You can see it's displaying the first few bytes of the frame in hex. It knows about OW and OF and OD as well, and encapsulated and native pixeldata.

It has the very nice feature of printing as it parses, so it can display DICOM files of any size very quickly and only using a little memory.

New argument parser

The two tools now use something like getopt to parse command-line arguments and switches, making them more consistent and easier to use.

jcupitt commented 1 year ago

Sorry this thing is so huge Markus :( But I think it's done now, modulo the inevitable various bugs and typos, of course.

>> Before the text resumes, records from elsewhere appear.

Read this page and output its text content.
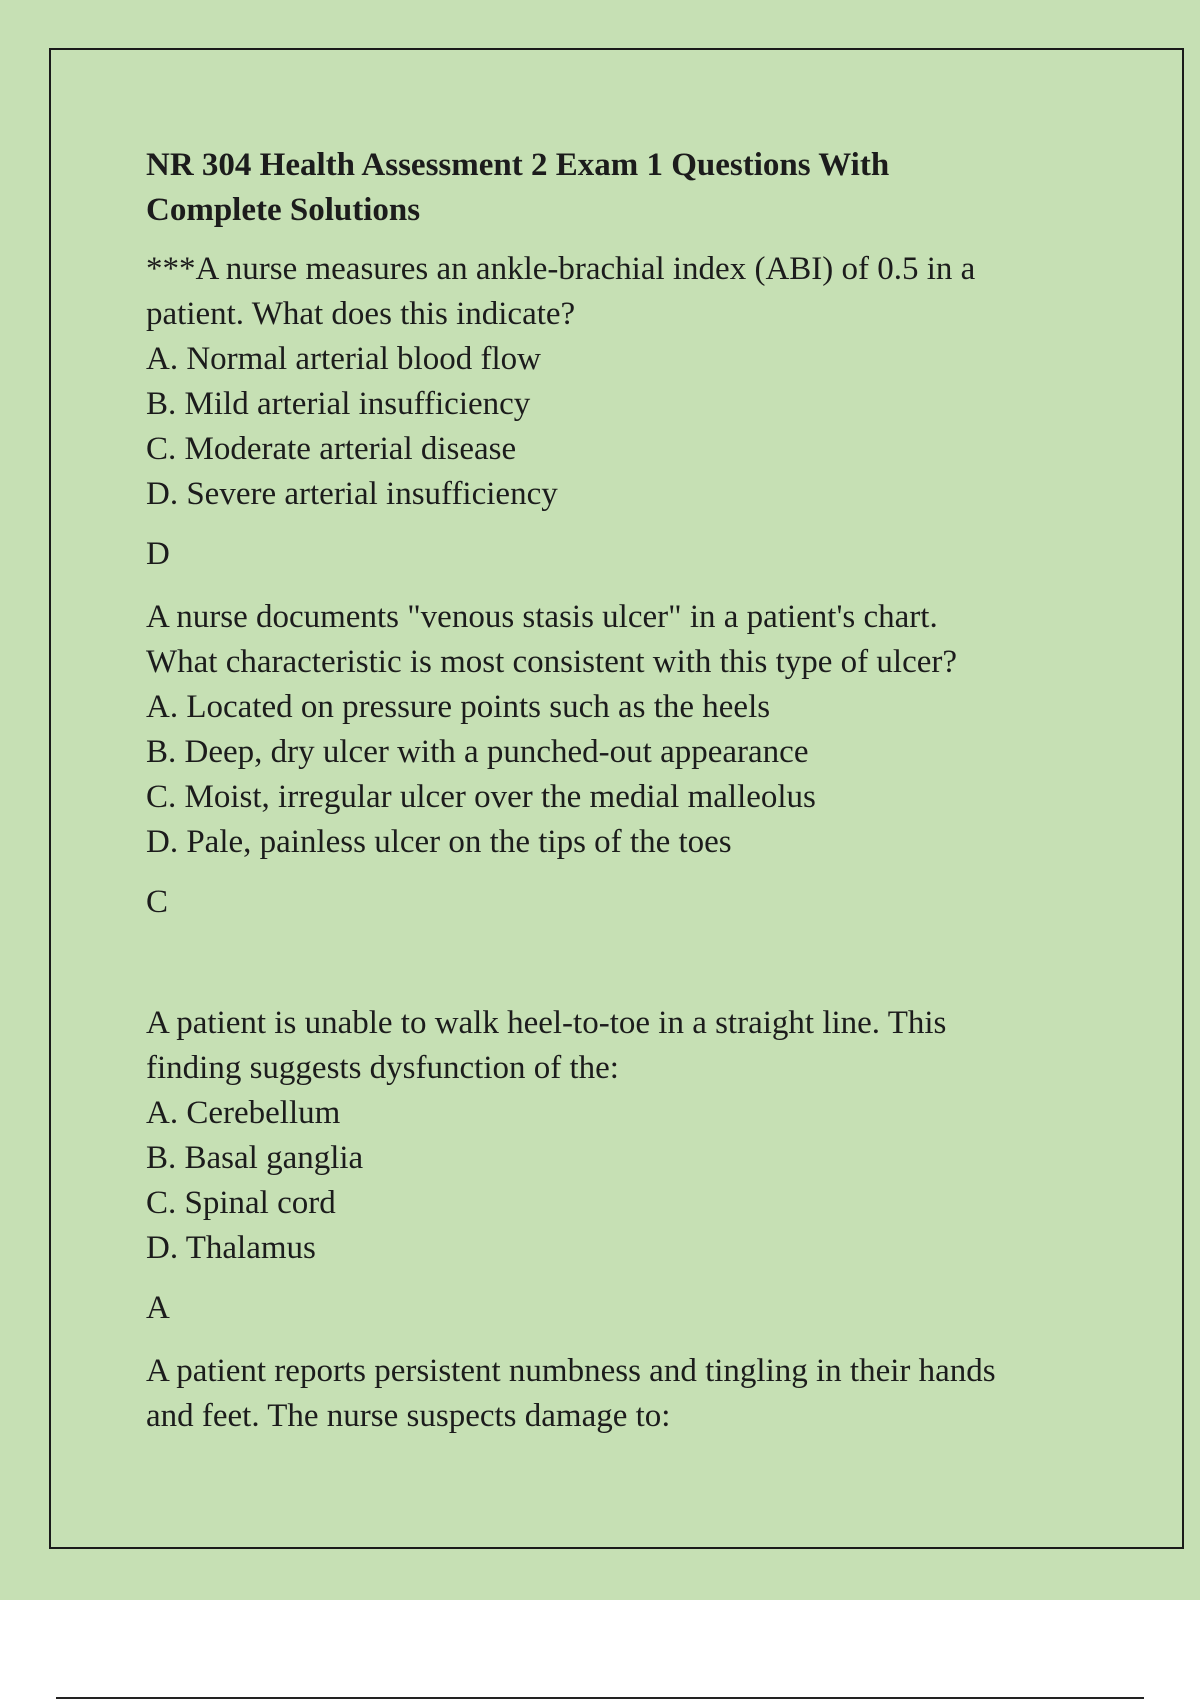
NR 304 Health Assessment 2 Exam 1 Questions With
Complete Solutions
***A nurse measures an ankle-brachial index (ABI) of 0.5 in a
patient. What does this indicate?
A. Normal arterial blood flow
B. Mild arterial insufficiency
C. Moderate arterial disease
D. Severe arterial insufficiency
D
A nurse documents "venous stasis ulcer" in a patient's chart.
What characteristic is most consistent with this type of ulcer?
A. Located on pressure points such as the heels
B. Deep, dry ulcer with a punched-out appearance
C. Moist, irregular ulcer over the medial malleolus
D. Pale, painless ulcer on the tips of the toes
C
A patient is unable to walk heel-to-toe in a straight line. This
finding suggests dysfunction of the:
A. Cerebellum
B. Basal ganglia
C. Spinal cord
D. Thalamus
A
A patient reports persistent numbness and tingling in their hands
and feet. The nurse suspects damage to:
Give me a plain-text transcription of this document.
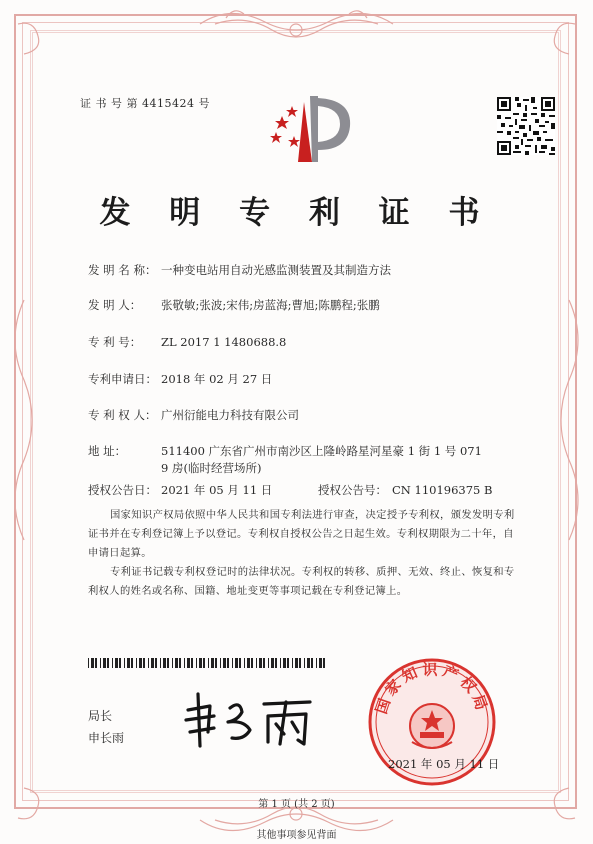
证 书 号 第 4415424 号
发 明 专 利 证 书
发 明 名 称： 一种变电站用自动光感监测装置及其制造方法
发 明 人： 张敬敏;张波;宋伟;房蓝海;曹旭;陈鹏程;张鹏
专 利 号： ZL 2017 1 1480688.8
专利申请日： 2018 年 02 月 27 日
专 利 权 人： 广州衍能电力科技有限公司
地 址：	511400 广东省广州市南沙区上隆岭路星河星豪 1 街 1 号 071
9 房(临时经营场所)
授权公告日： 2021 年 05 月 11 日	授权公告号： CN 110196375 B
国家知识产权局依照中华人民共和国专利法进行审查，决定授予专利权，颁发发明专利
证书并在专利登记簿上予以登记。专利权自授权公告之日起生效。专利权期限为二十年，自
申请日起算。
专利证书记载专利权登记时的法律状况。专利权的转移、质押、无效、终止、恢复和专
利权人的姓名或名称、国籍、地址变更等事项记载在专利登记簿上。
局长
申长雨
国家知识产权局
2021 年 05 月 11 日
第 1 页 (共 2 页)
其他事项参见背面
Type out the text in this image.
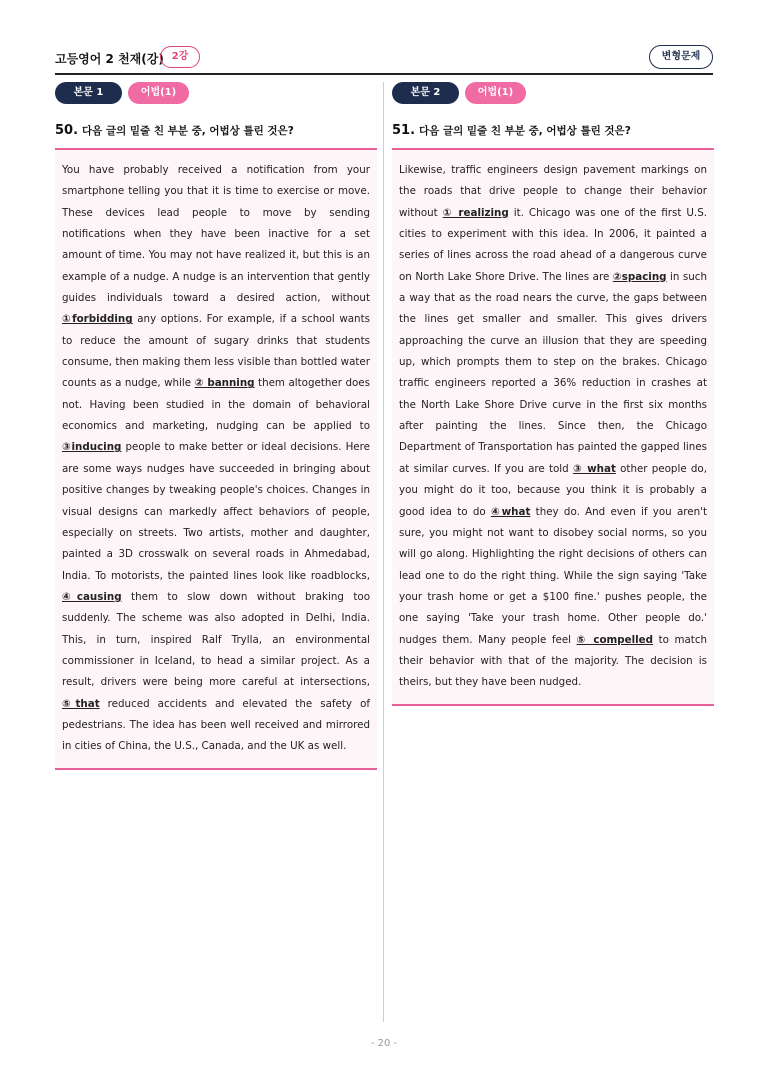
고등영어 2 천재(강) 2강	변형문제
본문 1	어법(1)
50. 다음 글의 밑줄 친 부분 중, 어법상 틀린 것은?
You have probably received a notification from your smartphone telling you that it is time to exercise or move. These devices lead people to move by sending notifications when they have been inactive for a set amount of time. You may not have realized it, but this is an example of a nudge. A nudge is an intervention that gently guides individuals toward a desired action, without ①forbidding any options. For example, if a school wants to reduce the amount of sugary drinks that students consume, then making them less visible than bottled water counts as a nudge, while ② banning them altogether does not. Having been studied in the domain of behavioral economics and marketing, nudging can be applied to ③inducing people to make better or ideal decisions. Here are some ways nudges have succeeded in bringing about positive changes by tweaking people's choices. Changes in visual designs can markedly affect behaviors of people, especially on streets. Two artists, mother and daughter, painted a 3D crosswalk on several roads in Ahmedabad, India. To motorists, the painted lines look like roadblocks, ④causing them to slow down without braking too suddenly. The scheme was also adopted in Delhi, India. This, in turn, inspired Ralf Trylla, an environmental commissioner in Iceland, to head a similar project. As a result, drivers were being more careful at intersections, ⑤that reduced accidents and elevated the safety of pedestrians. The idea has been well received and mirrored in cities of China, the U.S., Canada, and the UK as well.
본문 2	어법(1)
51. 다음 글의 밑줄 친 부분 중, 어법상 틀린 것은?
Likewise, traffic engineers design pavement markings on the roads that drive people to change their behavior without ① realizing it. Chicago was one of the first U.S. cities to experiment with this idea. In 2006, it painted a series of lines across the road ahead of a dangerous curve on North Lake Shore Drive. The lines are ②spacing in such a way that as the road nears the curve, the gaps between the lines get smaller and smaller. This gives drivers approaching the curve an illusion that they are speeding up, which prompts them to step on the brakes. Chicago traffic engineers reported a 36% reduction in crashes at the North Lake Shore Drive curve in the first six months after painting the lines. Since then, the Chicago Department of Transportation has painted the gapped lines at similar curves. If you are told ③ what other people do, you might do it too, because you think it is probably a good idea to do ④what they do. And even if you aren't sure, you might not want to disobey social norms, so you will go along. Highlighting the right decisions of others can lead one to do the right thing. While the sign saying 'Take your trash home or get a $100 fine.' pushes people, the one saying 'Take your trash home. Other people do.' nudges them. Many people feel ⑤ compelled to match their behavior with that of the majority. The decision is theirs, but they have been nudged.
- 20 -
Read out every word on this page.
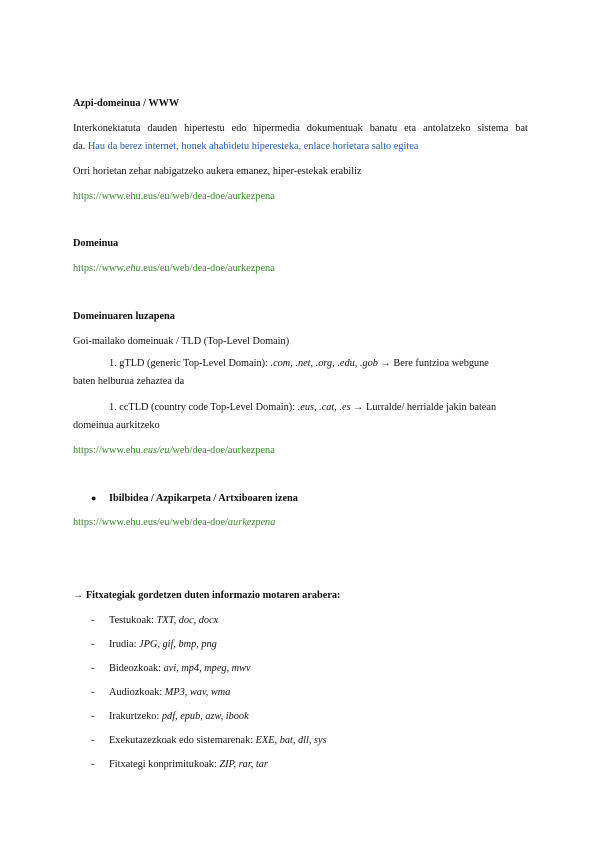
Azpi-domeinua / WWW
Interkonektatuta dauden hipertestu edo hipermedia dokumentuak banatu eta antolatzeko sistema bat
da. Hau da berez internet, honek ahabidetu hiperesteka, enlace horietara salto egitea
Orri horietan zehar nabigatzeko aukera emanez, hiper-estekak erabiliz
https://www.ehu.eus/eu/web/dea-doe/aurkezpena
Domeinua
https://www.ehu.eus/eu/web/dea-doe/aurkezpena
Domeinuaren luzapena
Goi-mailako domeinuak / TLD (Top-Level Domain)
1. gTLD (generic Top-Level Domain): .com, .net, .org, .edu, .gob → Bere funtzioa webgune
baten helburua zehaztea da
1. ccTLD (country code Top-Level Domain): .eus, .cat, .es → Lurralde/ herrialde jakin batean
domeinua aurkitzeko
https://www.ehu.eus/eu/web/dea-doe/aurkezpena
● Ibilbidea / Azpikarpeta / Artxiboaren izena
https://www.ehu.eus/eu/web/dea-doe/aurkezpena
→ Fitxategiak gordetzen duten informazio motaren arabera:
- Testukoak: TXT, doc, docx
- Irudia: JPG, gif, bmp, png
- Bideozkoak: avi, mp4, mpeg, mwv
- Audiozkoak: MP3, wav, wma
- Irakurtzeko: pdf, epub, azw, ibook
- Exekutazezkoak edo sistemarenak: EXE, bat, dll, sys
- Fitxategi konprimitukoak: ZIP, rar, tar
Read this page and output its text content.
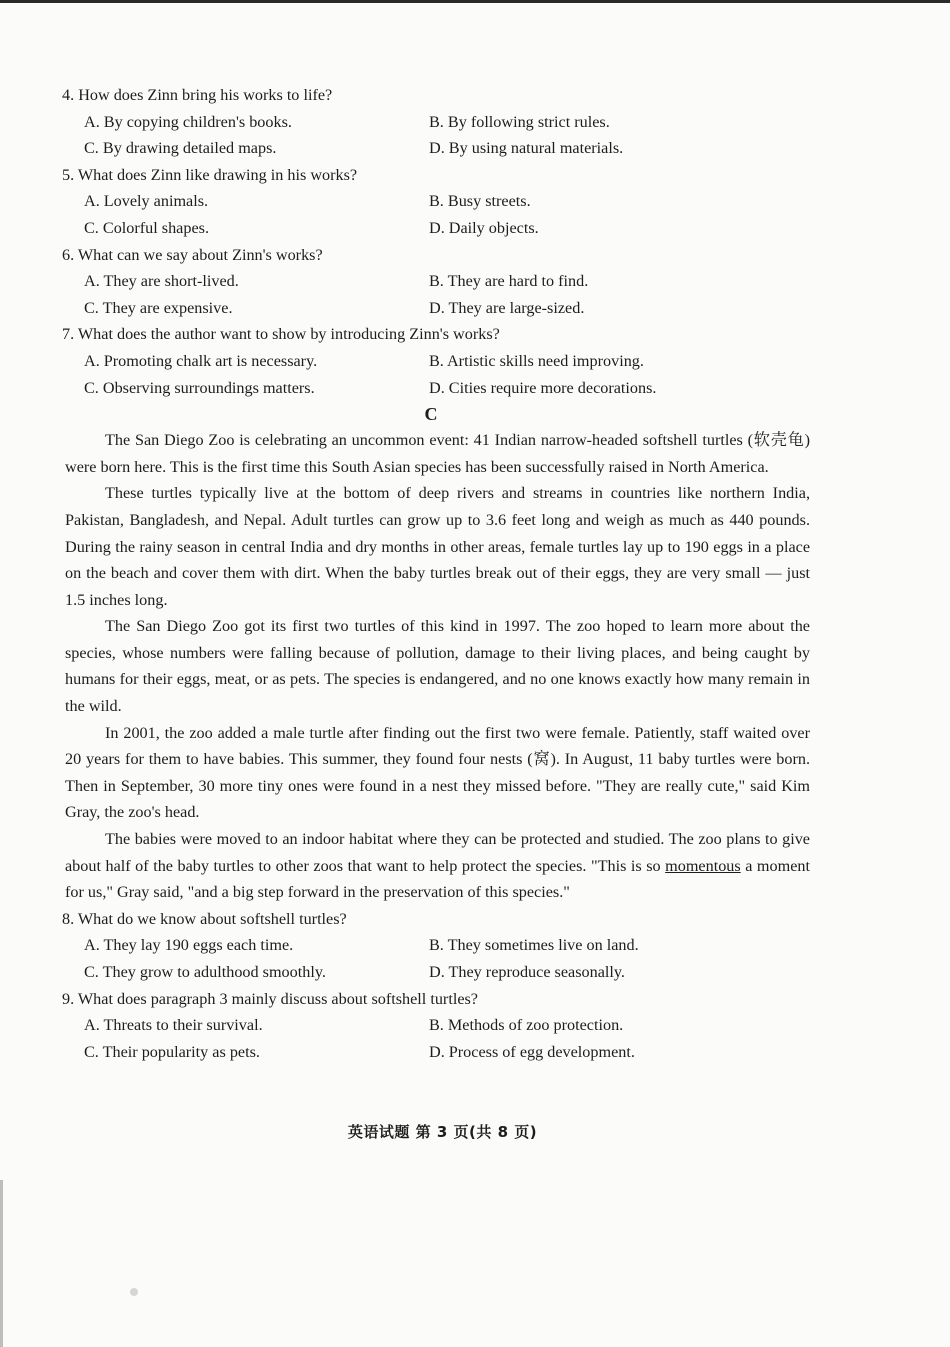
4. How does Zinn bring his works to life?
A. By copying children's books.	B. By following strict rules.
C. By drawing detailed maps.	D. By using natural materials.
5. What does Zinn like drawing in his works?
A. Lovely animals.	B. Busy streets.
C. Colorful shapes.	D. Daily objects.
6. What can we say about Zinn's works?
A. They are short-lived.	B. They are hard to find.
C. They are expensive.	D. They are large-sized.
7. What does the author want to show by introducing Zinn's works?
A. Promoting chalk art is necessary.	B. Artistic skills need improving.
C. Observing surroundings matters.	D. Cities require more decorations.
C

The San Diego Zoo is celebrating an uncommon event: 41 Indian narrow-headed softshell turtles (软壳龟) were born here. This is the first time this South Asian species has been successfully raised in North America.

These turtles typically live at the bottom of deep rivers and streams in countries like northern India, Pakistan, Bangladesh, and Nepal. Adult turtles can grow up to 3.6 feet long and weigh as much as 440 pounds. During the rainy season in central India and dry months in other areas, female turtles lay up to 190 eggs in a place on the beach and cover them with dirt. When the baby turtles break out of their eggs, they are very small — just 1.5 inches long.

The San Diego Zoo got its first two turtles of this kind in 1997. The zoo hoped to learn more about the species, whose numbers were falling because of pollution, damage to their living places, and being caught by humans for their eggs, meat, or as pets. The species is endangered, and no one knows exactly how many remain in the wild.

In 2001, the zoo added a male turtle after finding out the first two were female. Patiently, staff waited over 20 years for them to have babies. This summer, they found four nests (窝). In August, 11 baby turtles were born. Then in September, 30 more tiny ones were found in a nest they missed before. "They are really cute," said Kim Gray, the zoo's head.

The babies were moved to an indoor habitat where they can be protected and studied. The zoo plans to give about half of the baby turtles to other zoos that want to help protect the species. "This is so momentous a moment for us," Gray said, "and a big step forward in the preservation of this species."

8. What do we know about softshell turtles?
A. They lay 190 eggs each time.	B. They sometimes live on land.
C. They grow to adulthood smoothly.	D. They reproduce seasonally.
9. What does paragraph 3 mainly discuss about softshell turtles?
A. Threats to their survival.	B. Methods of zoo protection.
C. Their popularity as pets.	D. Process of egg development.
英语试题 第 3 页(共 8 页)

I would just read dicom.h and the docs, and wave the rest through with a sigh. Checking the whole PR is probably too much work for any sane person. Now it's at 1.0, future changes should be small.

I put a copy of the formatted docs here for your convenience:

http://www.rollthepotato.net/~john/libdicom/

I'll update openslide to this revised API.

jcupitt commented 1 year ago

There's an incomplete and experimental python binding here:

https://github.com/jcupitt/pydicom

pydicom is a very bad name (it's taken), we should think of something better.

jcupitt commented 1 year ago

This PR replaces #55. That old PR has some benchmarks and screenshots which might still be useful.

jcupitt commented 1 year ago

I would just read dicom.h and the docs, and wave the rest through with a sigh.

An other option would be to reopen #55 and merge that. It would make this PR look a lot smaller.

jcupitt commented 9 months ago

Looks like the windows runner is failing for some config reason. Maybe %PATH% is messed up? Hopefully they'll fix it soon.

WARNING: Found pkg-config 'C:\\Strawberry\\perl\\bin\\pkg-config.BAT' but it failed when run
fedorov commented 9 months ago

There is an error about missing Ninja (https://github.com/ImagingDataCommons/libdicom/actions/runs/6283904801/job/17064777492?pr=56#step:6:210) - maybe try adding its setup as part of the workflow? https://github.com/marketplace/actions/install-ninja-build-tool

image

bgilbert commented 9 months ago

Looks like Ninja was recently removed from the Windows images: https://github.com/actions/runner-images/issues/8348

jcupitt commented 9 months ago

Woo! I'll kick the tyres a bit, then tag it as 1.0-rc1 for downstream integration and further tests.